De même, comment s’assurer que Bachar el-Assad livre bien la totalité de son stock d’armes chimiques, que John Kerry a estimé à environ 1000 tonnes ? Mettons-nous dans l’esprit du dictateur l’espace d’un instant : il n’aurait aucun intérêt à réutiliser des armes chimiques pour le moment, sous peine de frappes américaines et françaises, mais qui l’empêcherait d’en garder un petit stock en cas de percée trop importante des rebelles dans Damas ? Ou même plus simplement pour des attaques à très faible ampleur comme il y en a eu tout au long du conflit ? Les rebelles possèdent eux aussi de quoi lancer des attaques chimiques à très faible ampleur : impossible alors d’accuser le régime de Damas en cas de petite attaque chimique. En résumé, il n’y a aucun moyen d’être sûr que Bachar el-Assad livrerait son stock entier à la communauté internationale. Dans la même idée, des frappes militaires américaines et françaises ne donneraient pas non plus la garantie que le régime syrien ne puisse plus lancer d’attaque toxique.

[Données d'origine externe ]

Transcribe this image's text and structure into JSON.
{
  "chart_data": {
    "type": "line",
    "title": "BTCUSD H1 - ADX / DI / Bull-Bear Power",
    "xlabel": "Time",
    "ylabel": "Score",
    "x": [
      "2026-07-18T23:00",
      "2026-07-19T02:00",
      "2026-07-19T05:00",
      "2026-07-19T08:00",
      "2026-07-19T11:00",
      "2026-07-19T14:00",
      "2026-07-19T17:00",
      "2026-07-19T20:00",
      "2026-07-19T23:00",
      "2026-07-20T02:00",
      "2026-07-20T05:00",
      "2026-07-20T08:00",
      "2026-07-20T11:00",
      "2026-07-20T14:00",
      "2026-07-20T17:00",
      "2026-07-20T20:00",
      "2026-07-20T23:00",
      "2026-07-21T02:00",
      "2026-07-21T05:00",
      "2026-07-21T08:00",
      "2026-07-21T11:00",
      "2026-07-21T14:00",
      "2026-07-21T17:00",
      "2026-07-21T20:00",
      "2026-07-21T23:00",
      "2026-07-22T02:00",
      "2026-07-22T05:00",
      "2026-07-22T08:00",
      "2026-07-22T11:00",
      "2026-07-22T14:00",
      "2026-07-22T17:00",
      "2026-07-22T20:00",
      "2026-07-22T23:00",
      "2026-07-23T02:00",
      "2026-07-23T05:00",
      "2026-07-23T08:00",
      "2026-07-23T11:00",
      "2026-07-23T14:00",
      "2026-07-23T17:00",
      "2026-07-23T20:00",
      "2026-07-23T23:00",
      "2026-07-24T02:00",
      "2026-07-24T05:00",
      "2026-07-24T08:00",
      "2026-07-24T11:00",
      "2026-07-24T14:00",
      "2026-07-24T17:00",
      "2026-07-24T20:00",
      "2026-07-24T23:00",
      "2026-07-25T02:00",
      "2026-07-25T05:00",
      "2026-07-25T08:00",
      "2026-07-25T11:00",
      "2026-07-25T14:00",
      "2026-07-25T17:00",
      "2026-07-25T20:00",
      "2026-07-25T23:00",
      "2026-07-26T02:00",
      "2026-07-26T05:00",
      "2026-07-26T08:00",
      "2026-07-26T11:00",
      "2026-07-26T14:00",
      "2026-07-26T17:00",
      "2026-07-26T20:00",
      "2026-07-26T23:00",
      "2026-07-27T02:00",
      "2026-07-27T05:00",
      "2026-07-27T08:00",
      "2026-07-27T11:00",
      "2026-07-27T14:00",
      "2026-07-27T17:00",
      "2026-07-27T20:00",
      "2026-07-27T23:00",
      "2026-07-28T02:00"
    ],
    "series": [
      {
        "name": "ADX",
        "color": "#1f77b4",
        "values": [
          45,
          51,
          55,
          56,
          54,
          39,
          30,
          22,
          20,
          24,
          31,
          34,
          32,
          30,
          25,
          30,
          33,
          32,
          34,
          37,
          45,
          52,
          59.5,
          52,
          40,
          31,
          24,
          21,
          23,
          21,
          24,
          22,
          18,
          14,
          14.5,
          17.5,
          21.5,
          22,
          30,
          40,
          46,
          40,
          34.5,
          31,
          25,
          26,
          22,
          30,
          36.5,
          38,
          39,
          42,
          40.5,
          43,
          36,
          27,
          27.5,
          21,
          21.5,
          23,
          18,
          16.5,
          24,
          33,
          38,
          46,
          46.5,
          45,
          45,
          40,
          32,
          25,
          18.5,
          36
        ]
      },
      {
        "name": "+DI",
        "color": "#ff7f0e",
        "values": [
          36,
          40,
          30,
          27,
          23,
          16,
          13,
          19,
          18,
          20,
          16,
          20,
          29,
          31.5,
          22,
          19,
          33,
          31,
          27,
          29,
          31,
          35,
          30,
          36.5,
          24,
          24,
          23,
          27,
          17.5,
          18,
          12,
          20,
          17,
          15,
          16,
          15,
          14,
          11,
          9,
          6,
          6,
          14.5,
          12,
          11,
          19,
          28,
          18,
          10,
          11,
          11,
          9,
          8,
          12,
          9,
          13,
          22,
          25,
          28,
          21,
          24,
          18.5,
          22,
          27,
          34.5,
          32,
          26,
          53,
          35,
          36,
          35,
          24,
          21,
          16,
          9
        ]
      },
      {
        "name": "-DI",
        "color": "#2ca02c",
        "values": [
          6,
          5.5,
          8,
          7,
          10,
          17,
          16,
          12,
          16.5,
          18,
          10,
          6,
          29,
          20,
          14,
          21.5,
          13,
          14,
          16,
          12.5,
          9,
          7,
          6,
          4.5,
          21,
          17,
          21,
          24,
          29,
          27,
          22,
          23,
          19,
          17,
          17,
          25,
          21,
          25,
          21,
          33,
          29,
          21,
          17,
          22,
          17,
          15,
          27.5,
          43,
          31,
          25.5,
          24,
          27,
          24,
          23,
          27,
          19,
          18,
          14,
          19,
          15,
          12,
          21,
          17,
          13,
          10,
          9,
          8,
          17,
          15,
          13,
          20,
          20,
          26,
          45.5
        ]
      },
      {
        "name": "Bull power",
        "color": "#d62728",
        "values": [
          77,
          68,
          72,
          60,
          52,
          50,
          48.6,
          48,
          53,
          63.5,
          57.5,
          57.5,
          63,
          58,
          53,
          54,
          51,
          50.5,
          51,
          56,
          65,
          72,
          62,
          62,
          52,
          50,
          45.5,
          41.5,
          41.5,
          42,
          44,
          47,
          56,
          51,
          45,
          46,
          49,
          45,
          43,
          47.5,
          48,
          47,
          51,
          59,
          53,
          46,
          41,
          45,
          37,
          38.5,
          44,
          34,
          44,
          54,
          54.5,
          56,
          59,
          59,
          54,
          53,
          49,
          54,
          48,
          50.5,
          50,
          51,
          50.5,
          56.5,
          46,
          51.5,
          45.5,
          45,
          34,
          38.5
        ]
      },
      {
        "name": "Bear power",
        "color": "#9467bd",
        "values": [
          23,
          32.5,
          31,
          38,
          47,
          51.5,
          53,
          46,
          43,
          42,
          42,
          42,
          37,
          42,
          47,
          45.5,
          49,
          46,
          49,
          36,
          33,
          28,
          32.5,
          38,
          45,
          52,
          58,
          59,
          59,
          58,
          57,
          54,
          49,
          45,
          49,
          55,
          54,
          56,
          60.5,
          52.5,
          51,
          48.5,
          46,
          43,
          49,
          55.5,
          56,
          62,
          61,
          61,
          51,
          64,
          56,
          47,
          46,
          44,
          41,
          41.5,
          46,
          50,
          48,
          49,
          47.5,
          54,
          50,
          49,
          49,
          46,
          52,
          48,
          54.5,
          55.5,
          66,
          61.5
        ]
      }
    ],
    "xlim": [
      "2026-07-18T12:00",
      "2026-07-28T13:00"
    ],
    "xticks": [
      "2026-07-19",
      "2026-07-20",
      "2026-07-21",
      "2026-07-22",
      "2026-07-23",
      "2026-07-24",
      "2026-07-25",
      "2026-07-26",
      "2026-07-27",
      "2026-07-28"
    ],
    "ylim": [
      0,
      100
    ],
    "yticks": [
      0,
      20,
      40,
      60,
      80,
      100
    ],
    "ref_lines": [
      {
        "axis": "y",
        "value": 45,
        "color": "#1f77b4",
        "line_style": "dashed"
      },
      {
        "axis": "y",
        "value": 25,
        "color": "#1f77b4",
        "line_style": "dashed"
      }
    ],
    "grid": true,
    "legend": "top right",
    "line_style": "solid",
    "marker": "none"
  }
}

Dans quelles conditions le stock d’armes chimiques serait-il placé sous contrôle international et détruit ? Pourrait-il être déplacé en Jordanie ou en Turquie par exemple ? Selon Jean-Pascal Zanders, spécialiste belge du désarmement, il ne faut pas compter sur cette option. Les agents chimiques seraient détruits en Syrie. Outre le fait que le régime syrien présente autant de garanties de confiance qu’on possède de chances de gagner à l’Euromillion, la Syrie est actuellement le théâtre d’une guerre violente où la sécurité d’aucun individu ne peut être correctement assurée. Ainsi, comment ne pas penser que des rebelles islamistes comme le front Al-Nosra n’essaieraient pas de s’emparer du stock d’armes chimiques ? Imaginons un instant que le scénario cauchemar se produise : la situation serait alors bien pire qu’à l’heure actuelle, avec des risques qu’Al Qaeda récupère les substances toxiques et les utilise ensuite dans des attaques terroristes. Encore une fois, ce risque rend la proposition russe bien trop audacieuse et trop hypothétique.

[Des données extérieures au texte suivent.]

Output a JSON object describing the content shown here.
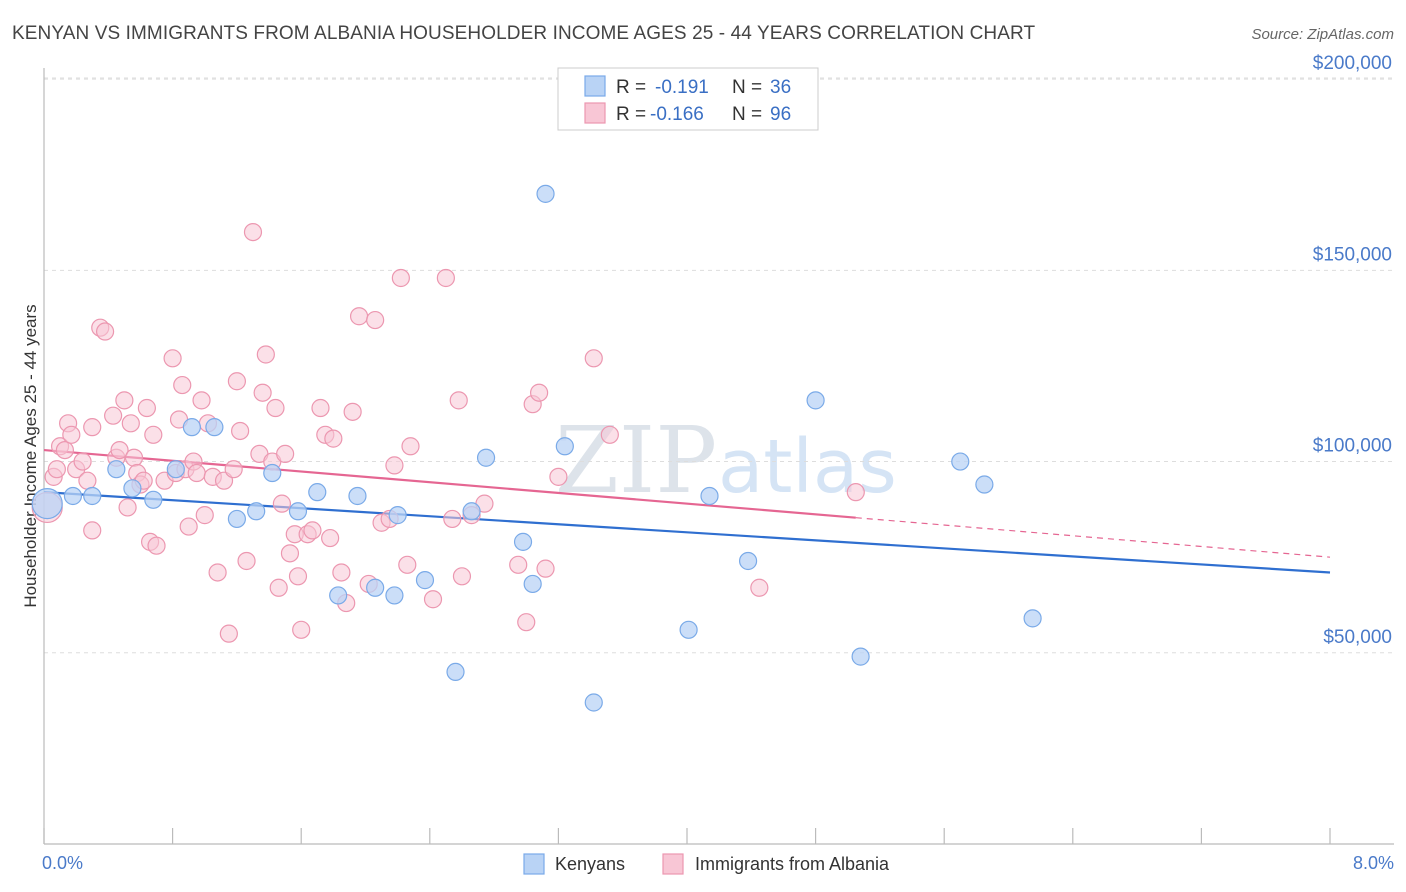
{
  "chart_data": {
    "type": "scatter",
    "title": "KENYAN VS IMMIGRANTS FROM ALBANIA HOUSEHOLDER INCOME AGES 25 - 44 YEARS CORRELATION CHART",
    "source": "Source: ZipAtlas.com",
    "ylabel": "Householder Income Ages 25 - 44 years",
    "xlabel": "",
    "xlim": [
      0,
      8
    ],
    "ylim": [
      0,
      205000
    ],
    "x_tick_labels": {
      "left": "0.0%",
      "right": "8.0%"
    },
    "y_ticks": [
      {
        "value": 50000,
        "label": "$50,000"
      },
      {
        "value": 100000,
        "label": "$100,000"
      },
      {
        "value": 150000,
        "label": "$150,000"
      },
      {
        "value": 200000,
        "label": "$200,000"
      }
    ],
    "legend": {
      "r_label": "R =",
      "n_label": "N =",
      "entries": [
        {
          "series": "Kenyans",
          "r": "-0.191",
          "n": "36"
        },
        {
          "series": "Immigrants from Albania",
          "r": "-0.166",
          "n": "96"
        }
      ]
    },
    "watermark": {
      "zip": "ZIP",
      "atlas": "atlas"
    },
    "series": [
      {
        "name": "Kenyans",
        "color": "#7aaae8",
        "fill": "#b9d3f5",
        "trend": {
          "x0": 0,
          "y0": 92000,
          "x1": 8,
          "y1": 71000,
          "solid_until": 8
        },
        "points": [
          [
            0.02,
            89000
          ],
          [
            0.18,
            91000
          ],
          [
            0.3,
            91000
          ],
          [
            0.45,
            98000
          ],
          [
            0.55,
            93000
          ],
          [
            0.68,
            90000
          ],
          [
            0.82,
            98000
          ],
          [
            0.92,
            109000
          ],
          [
            1.06,
            109000
          ],
          [
            1.2,
            85000
          ],
          [
            1.32,
            87000
          ],
          [
            1.42,
            97000
          ],
          [
            1.58,
            87000
          ],
          [
            1.7,
            92000
          ],
          [
            1.83,
            65000
          ],
          [
            1.95,
            91000
          ],
          [
            2.06,
            67000
          ],
          [
            2.18,
            65000
          ],
          [
            2.2,
            86000
          ],
          [
            2.37,
            69000
          ],
          [
            2.56,
            45000
          ],
          [
            2.66,
            87000
          ],
          [
            2.75,
            101000
          ],
          [
            2.98,
            79000
          ],
          [
            3.04,
            68000
          ],
          [
            3.12,
            170000
          ],
          [
            3.24,
            104000
          ],
          [
            3.42,
            37000
          ],
          [
            4.01,
            56000
          ],
          [
            4.14,
            91000
          ],
          [
            4.38,
            74000
          ],
          [
            4.8,
            116000
          ],
          [
            5.08,
            49000
          ],
          [
            5.7,
            100000
          ],
          [
            5.85,
            94000
          ],
          [
            6.15,
            59000
          ]
        ]
      },
      {
        "name": "Immigrants from Albania",
        "color": "#ec97b0",
        "fill": "#f8c6d5",
        "trend": {
          "x0": 0,
          "y0": 103000,
          "x1": 8,
          "y1": 75000,
          "solid_until": 5.05
        },
        "points": [
          [
            0.02,
            88000
          ],
          [
            0.06,
            96000
          ],
          [
            0.08,
            98000
          ],
          [
            0.1,
            104000
          ],
          [
            0.13,
            103000
          ],
          [
            0.15,
            110000
          ],
          [
            0.17,
            107000
          ],
          [
            0.2,
            98000
          ],
          [
            0.24,
            100000
          ],
          [
            0.27,
            95000
          ],
          [
            0.3,
            109000
          ],
          [
            0.3,
            82000
          ],
          [
            0.35,
            135000
          ],
          [
            0.38,
            134000
          ],
          [
            0.43,
            112000
          ],
          [
            0.45,
            101000
          ],
          [
            0.47,
            103000
          ],
          [
            0.5,
            116000
          ],
          [
            0.52,
            88000
          ],
          [
            0.54,
            110000
          ],
          [
            0.56,
            101000
          ],
          [
            0.58,
            97000
          ],
          [
            0.6,
            94000
          ],
          [
            0.62,
            95000
          ],
          [
            0.64,
            114000
          ],
          [
            0.66,
            79000
          ],
          [
            0.68,
            107000
          ],
          [
            0.7,
            78000
          ],
          [
            0.75,
            95000
          ],
          [
            0.8,
            127000
          ],
          [
            0.82,
            97000
          ],
          [
            0.84,
            111000
          ],
          [
            0.86,
            120000
          ],
          [
            0.88,
            98000
          ],
          [
            0.9,
            83000
          ],
          [
            0.93,
            100000
          ],
          [
            0.95,
            97000
          ],
          [
            0.98,
            116000
          ],
          [
            1.0,
            86000
          ],
          [
            1.02,
            110000
          ],
          [
            1.05,
            96000
          ],
          [
            1.08,
            71000
          ],
          [
            1.12,
            95000
          ],
          [
            1.15,
            55000
          ],
          [
            1.18,
            98000
          ],
          [
            1.2,
            121000
          ],
          [
            1.22,
            108000
          ],
          [
            1.26,
            74000
          ],
          [
            1.3,
            160000
          ],
          [
            1.34,
            102000
          ],
          [
            1.36,
            118000
          ],
          [
            1.38,
            128000
          ],
          [
            1.42,
            100000
          ],
          [
            1.44,
            114000
          ],
          [
            1.46,
            67000
          ],
          [
            1.48,
            89000
          ],
          [
            1.5,
            102000
          ],
          [
            1.53,
            76000
          ],
          [
            1.56,
            81000
          ],
          [
            1.58,
            70000
          ],
          [
            1.6,
            56000
          ],
          [
            1.64,
            81000
          ],
          [
            1.67,
            82000
          ],
          [
            1.72,
            114000
          ],
          [
            1.75,
            107000
          ],
          [
            1.78,
            80000
          ],
          [
            1.8,
            106000
          ],
          [
            1.85,
            71000
          ],
          [
            1.88,
            63000
          ],
          [
            1.92,
            113000
          ],
          [
            1.96,
            138000
          ],
          [
            2.02,
            68000
          ],
          [
            2.06,
            137000
          ],
          [
            2.1,
            84000
          ],
          [
            2.15,
            85000
          ],
          [
            2.18,
            99000
          ],
          [
            2.22,
            148000
          ],
          [
            2.26,
            73000
          ],
          [
            2.28,
            104000
          ],
          [
            2.42,
            64000
          ],
          [
            2.5,
            148000
          ],
          [
            2.54,
            85000
          ],
          [
            2.58,
            116000
          ],
          [
            2.6,
            70000
          ],
          [
            2.66,
            86000
          ],
          [
            2.74,
            89000
          ],
          [
            2.95,
            73000
          ],
          [
            3.0,
            58000
          ],
          [
            3.04,
            115000
          ],
          [
            3.08,
            118000
          ],
          [
            3.12,
            72000
          ],
          [
            3.2,
            96000
          ],
          [
            3.42,
            127000
          ],
          [
            3.52,
            107000
          ],
          [
            4.45,
            67000
          ],
          [
            5.05,
            92000
          ]
        ]
      }
    ]
  }
}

Enfin, toujours selon M.Zanders, détruire le stock syrien pourrait prendre trois ans, voire plus. Une durée bien trop élevée pour être sûr de l’efficacité de la mesure et éviter que le régime ou les rebelles les plus radicaux n’utilisent à nouveau gaz sarin ou gaz moutarde. Les difficultés logistiques inhérentes à la destruction d’armes chimiques sont aggravées par la situation chaotique de la Syrie. En 2004, en Libye, pour détruire seulement 25 tonnes de gaz moutarde (à comparer avec l’estimation de 1000 tonnes en Syrie), M.Zanders relève déjà d’importants problèmes. Pourtant, cette opération ne représente rien comparée à celle envisagée par la diplomatie russe.

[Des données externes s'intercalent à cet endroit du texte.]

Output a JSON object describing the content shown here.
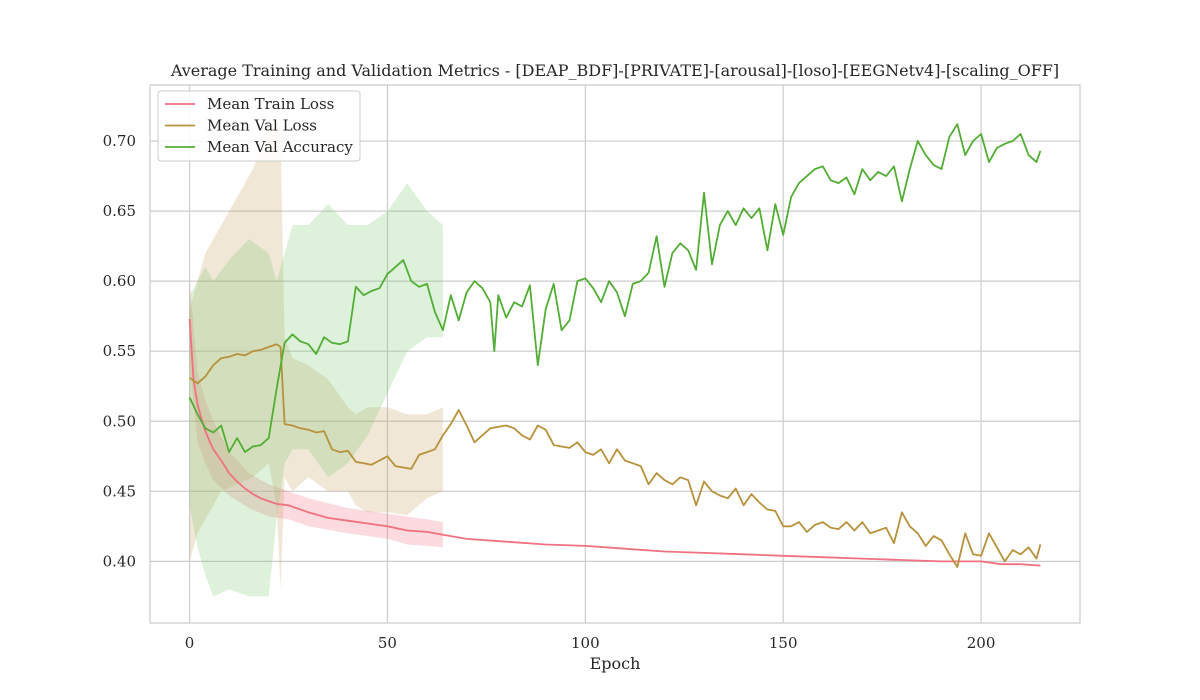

Si l’on peut saluer l’initiative russe d’un point de vue diplomatique, la prudence est de mise quant au succès d’une telle opération de désarmement chimique, en supposant que le Conseil de Sécurité passe une résolution pour confirmer cette proposition. En effet, les garanties de réussite sont bien trop faibles par rapport aux risques encourus par les agents de l’Organisation d’interdiction des armes chimiques qui superviserait l’opération. Le scénario catastrophe d’une capture des substances toxiques par des rebelles extrémistes créerait ainsi un terrible échec pour la communauté internationale et plongerait un peu plus le Proche-Orient dans le chaos. Sans parler des nouvelles tensions entre les pro-interventions, les « neutres » et la Russie …

Article rédigé par Stéphane CHOPIN.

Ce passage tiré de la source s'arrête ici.